Streams with active data

I’ve got a system that I’m nudging towards full eventsourcing slowly but surely.

Today there are two databases, Live and Archive. While data is active it’s in the Live db, when it’s done it’s moved to Archive, and is considered readonly (except for audit info).

If we open to the door to using EventStore I don’t really see a benefit in the archive procedure anymore (and to be honest, it’s not exactly my idea to do it in SQL either!).

Question is, how do we subscribe to a stream that only contains the ‘active/live’ data? The only way I can think of is maintaining a readmodel with the streamids, and then subscribing to them one by one, but this seems convoluted. If we move it to a second EventStore as part of archiving we could delete old streams and subscribe to $all I guess, but that would tie us to the implementation of using two stores.

Any pointers?

/Peter

  • How are you differentiating between live and archive ATM? In other words: what does “when it’s done mean”? Are there particular events that denote the end of a stream (e.g. you have an explicit DeletedXYZ event or Year/QuarterClosed event) or did you choose to actively archive streams using a ArchivedXYZ event?
  • Out of interest what is the motivation for having a stream of ‘live streams’ (pardon the pun)?

The simplest thing that comes to mind: Maybe you could move the stream from live to archive and just delete the stream on live when stream archival succeeded? Don’t know whether deleted streams surface in the $all stream. If they do, this won’t work.

  • How are you differentiating between live and archive ATM? In other words: what does “when it’s done mean”? Are there particular events that denote the end of a stream (e.g. you have an explicit DeletedXYZ event or Year/QuarterClosed event) or did you choose to actively archive streams using a ArchivedXYZ event?

There’s a ‘complete’ event, and then archiving is done async. (we don’t use eventsourcing terminology as the former lead dev wasn’t very comfortable with any concepts outside of the ms/sql stack, but thats what they really are).

  • Out of interest what is the motivation for having a stream of ‘live streams’ (pardon the pun)?

Removed a paragraph before posting, as I thought it was redundant, but I now realise it had all the important info in it :). A couple of reasons:

  • We maintain running statistics, pushed to clients on a regular time interval. It’s now handled through a sql query loading up a good chunk of the live db, projecting into a queryable, in memory data structure, from that point updated from ‘events’.

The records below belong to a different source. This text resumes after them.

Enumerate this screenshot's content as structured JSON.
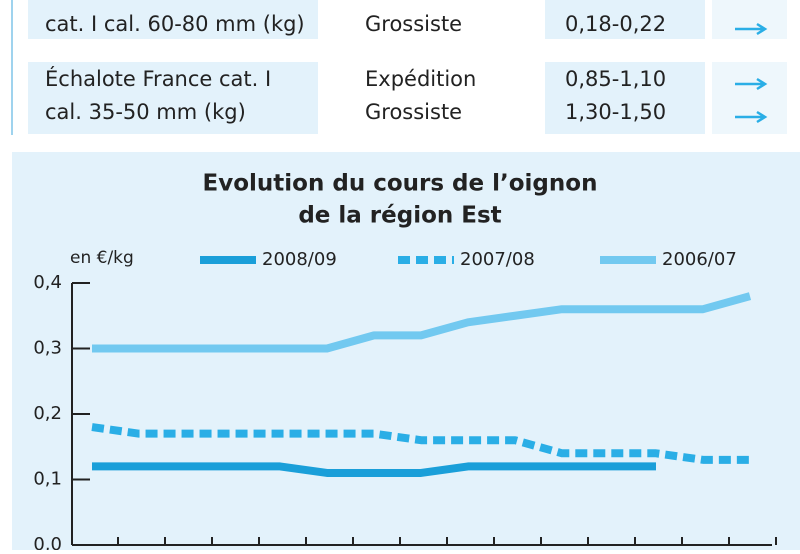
{
  "table": {
    "rows": [
      {
        "product": [
          "cat. I cal. 60-80 mm (kg)"
        ],
        "markets": [
          "Grossiste"
        ],
        "prices": [
          "0,18-0,22"
        ]
      },
      {
        "product": [
          "Échalote France cat. I",
          "cal. 35-50 mm (kg)"
        ],
        "markets": [
          "Expédition",
          "Grossiste"
        ],
        "prices": [
          "0,85-1,10",
          "1,30-1,50"
        ]
      }
    ]
  },
  "chart_data": {
    "type": "line",
    "title": [
      "Evolution du cours de l’oignon",
      "de la région Est"
    ],
    "y_label": "en €/kg",
    "categories": [
      null,
      null,
      null,
      null,
      null,
      null,
      null,
      null,
      null,
      null,
      null,
      null,
      null,
      null,
      null
    ],
    "ylim": [
      0,
      0.4
    ],
    "yticks": [
      {
        "value": 0,
        "label": "0,0"
      },
      {
        "value": 0.1,
        "label": "0,1"
      },
      {
        "value": 0.2,
        "label": "0,2"
      },
      {
        "value": 0.3,
        "label": "0,3"
      },
      {
        "value": 0.4,
        "label": "0,4"
      }
    ],
    "legend": "top",
    "series": [
      {
        "name": "2008/09",
        "color": "#1a9fd9",
        "style": "solid",
        "values": [
          0.12,
          0.12,
          0.12,
          0.12,
          0.12,
          0.11,
          0.11,
          0.11,
          0.12,
          0.12,
          0.12,
          0.12,
          0.12,
          null,
          null
        ]
      },
      {
        "name": "2007/08",
        "color": "#2aaee6",
        "style": "dashed",
        "values": [
          0.18,
          0.17,
          0.17,
          0.17,
          0.17,
          0.17,
          0.17,
          0.16,
          0.16,
          0.16,
          0.14,
          0.14,
          0.14,
          0.13,
          0.13
        ]
      },
      {
        "name": "2006/07",
        "color": "#72c9f0",
        "style": "solid",
        "values": [
          0.3,
          0.3,
          0.3,
          0.3,
          0.3,
          0.3,
          0.32,
          0.32,
          0.34,
          0.35,
          0.36,
          0.36,
          0.36,
          0.36,
          0.38
        ]
      }
    ]
  }
}
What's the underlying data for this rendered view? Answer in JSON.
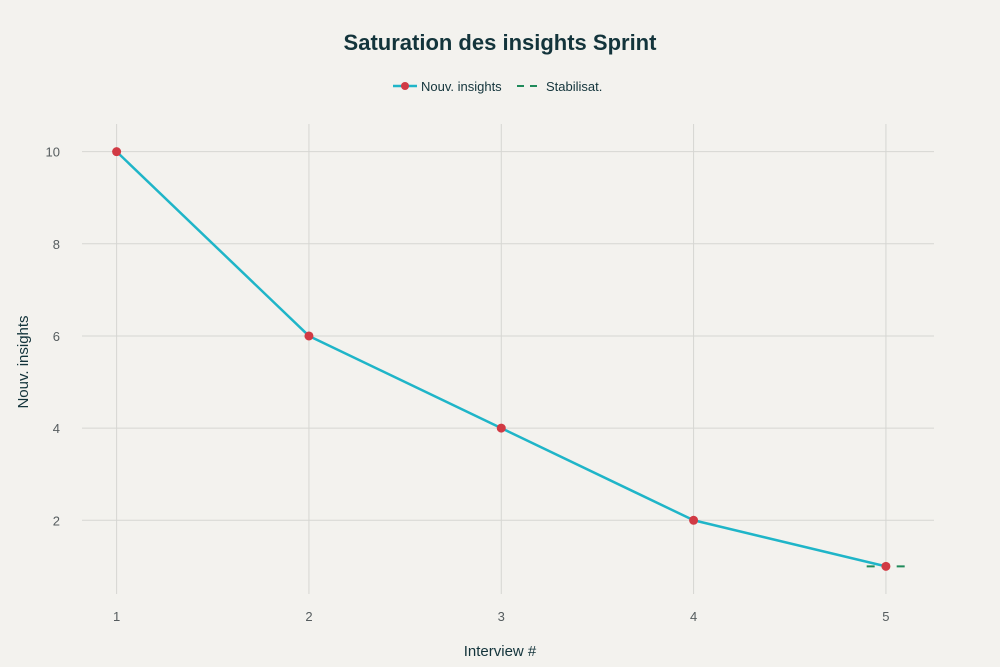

  • All clients are realtime, meaning all changes go to all clients within a specific partition. There’s some redundant optimization at the moment, but in the future I think we could simplify a lot by just keeping all state on the client, active events are in the thousands, 10-20k max, memory should not be an issue.

  • The system is in healthcare, so it’s vital we have consistent data asap, having one event stream would simplify that a lot (clients can detect when they’ve missed something, ask for everything from a checkpoint etc, there are a couple of different mechanisms in place for that now, would like to just have one)

The simplest thing that comes to mind: Maybe you could move the stream from live to archive and just delete the stream on live when stream archival succeeded? Don’t know whether deleted streams surface in the $all stream. If they do, this won’t work.

Yep, but like I said, that would force us to always have a second eventstore, behaviour would be tied to infrastructure. This is configurable in the current implementation.

/Peter